Using rewrite rules in three simple steps

-- 1. Enable rewriting and import primitives:
{-# OPTIONS --rewriting #-}
open import Agda.Primitive renaming (Set to Type)
open import Agda.Builtin.Equality renaming (_≡_ to _==_)
open import Agda.Builtin.Equality.Rewrite

-- 2. Postulate some things:
postulate
  id : {A : Set} → A → A
  id-comp : ∀ {A} {x : A} → id x == x

-- 3. Register the rewrite rule:
{-# REWRITE id-comp #-}

HITs that compute

postulate
  S¹   : Type
  base : S¹
  loop : base == base

module _ (P : S¹ -> Set)
         (pbase : P base)
         (ploop : pbase == pbase [ P ↓ loop ]) where

  postulate
    elim-S¹ : (x : S¹) -> P x
    elim-S¹-base : elim-S¹ base == pbase
  {-# REWRITE elim-S¹-base #-}

  postulate
    elim-S¹-loop : apd elim-S¹ loop == ploop
  {-# REWRITE elim-S¹-loop #-}

Neutral terms that compute

data Nat : Type where
  zero : Nat
  suc  : Nat → Nat

_+_ : Nat → Nat → Nat
zero    + l = l
(suc k) + l = suc (k + l)

plus-0 : ∀ k → k + zero == k
plus-0 = ⋯
{-# REWRITE plus-0 #-}

plus-suc : ∀ k l → k + suc l == suc (k + l)
plus-suc = ⋯
{-# REWRITE plus-suc #-}

Taming your rewrite rules

Rewrite rules are great! But what about…

… logical soundness?
… decidable typechecking?
… type preservation?

Logical soundness

A rewrite rule 0 ↝ 1 breaks soundness!

… but that’s no different from using postulate.

Theorem. If all rewrite rules are provable, then soundness is preserved.

Proof. By translation to extensional type theory.

Termination

A rewrite rule loop ↝ loop breaks termination!

… but termination is not a critical property.

Theorem. When the usual conversion algorithm terminates, its answer is still correct.

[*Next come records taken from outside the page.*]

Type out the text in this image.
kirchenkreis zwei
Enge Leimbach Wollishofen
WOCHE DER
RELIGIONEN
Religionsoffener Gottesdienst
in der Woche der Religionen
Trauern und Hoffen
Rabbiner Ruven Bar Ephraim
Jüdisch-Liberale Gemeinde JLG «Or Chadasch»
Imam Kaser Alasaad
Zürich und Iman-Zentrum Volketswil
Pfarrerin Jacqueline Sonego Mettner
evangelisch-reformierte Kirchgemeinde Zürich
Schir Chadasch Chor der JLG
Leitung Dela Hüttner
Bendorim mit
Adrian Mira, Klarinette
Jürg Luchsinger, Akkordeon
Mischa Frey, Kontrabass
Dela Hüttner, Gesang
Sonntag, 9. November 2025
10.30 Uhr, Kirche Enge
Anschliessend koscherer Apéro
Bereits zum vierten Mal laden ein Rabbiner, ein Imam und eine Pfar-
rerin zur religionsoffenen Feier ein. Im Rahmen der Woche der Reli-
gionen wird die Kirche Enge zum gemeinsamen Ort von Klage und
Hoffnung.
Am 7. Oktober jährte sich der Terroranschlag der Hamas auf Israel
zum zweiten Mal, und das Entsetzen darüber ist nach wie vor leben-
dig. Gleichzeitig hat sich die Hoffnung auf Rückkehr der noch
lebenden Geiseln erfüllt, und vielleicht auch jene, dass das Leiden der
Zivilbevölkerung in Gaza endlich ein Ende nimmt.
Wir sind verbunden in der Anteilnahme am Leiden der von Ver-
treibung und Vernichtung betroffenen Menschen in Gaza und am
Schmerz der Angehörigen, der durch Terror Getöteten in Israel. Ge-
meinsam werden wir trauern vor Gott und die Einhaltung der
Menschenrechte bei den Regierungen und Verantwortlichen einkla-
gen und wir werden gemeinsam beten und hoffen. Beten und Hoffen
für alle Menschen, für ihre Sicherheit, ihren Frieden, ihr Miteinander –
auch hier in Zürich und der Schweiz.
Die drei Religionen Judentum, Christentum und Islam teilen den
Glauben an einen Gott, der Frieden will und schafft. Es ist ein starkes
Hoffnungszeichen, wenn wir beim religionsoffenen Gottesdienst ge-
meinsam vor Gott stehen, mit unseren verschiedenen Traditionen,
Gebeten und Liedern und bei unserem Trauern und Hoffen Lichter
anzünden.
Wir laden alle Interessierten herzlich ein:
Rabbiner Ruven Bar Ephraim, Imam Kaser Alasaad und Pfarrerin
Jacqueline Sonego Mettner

Proof. Computing the weak-head normal form preserves definitional equality.

Type preservation

A rewrite rule true ↝ 42 breaks subject reduction…

and this is actually a serious problem!

Three requirements to ensure subject reduction:

Rewrite rules should preserve typing
No rewriting of type constructors
Rewrite rules + β-reduction should be confluent

Checking confluence

Two problems:

Checking local confluence is not enough
Checking termination first is not possible

⇒ standard criterion on critical pairs fails!

We need a stronger property: the triangle property of parallel reduction as used by Tait and Martin-Löf

The triangle property

Parallel reduction \(⇛\) reduces all redexes in one step:

\[↝ \ ⊆\ ⇛\ ⊆\ ↝^*\]

Triangle property: each \(t\) has a best reduct \(ρ(t)\)

Checking confluence with the triangle property

The --confluence-check flag in Agda:

2.6.1: local confluence using critical pairs
2.6.2: global confluence using triangle property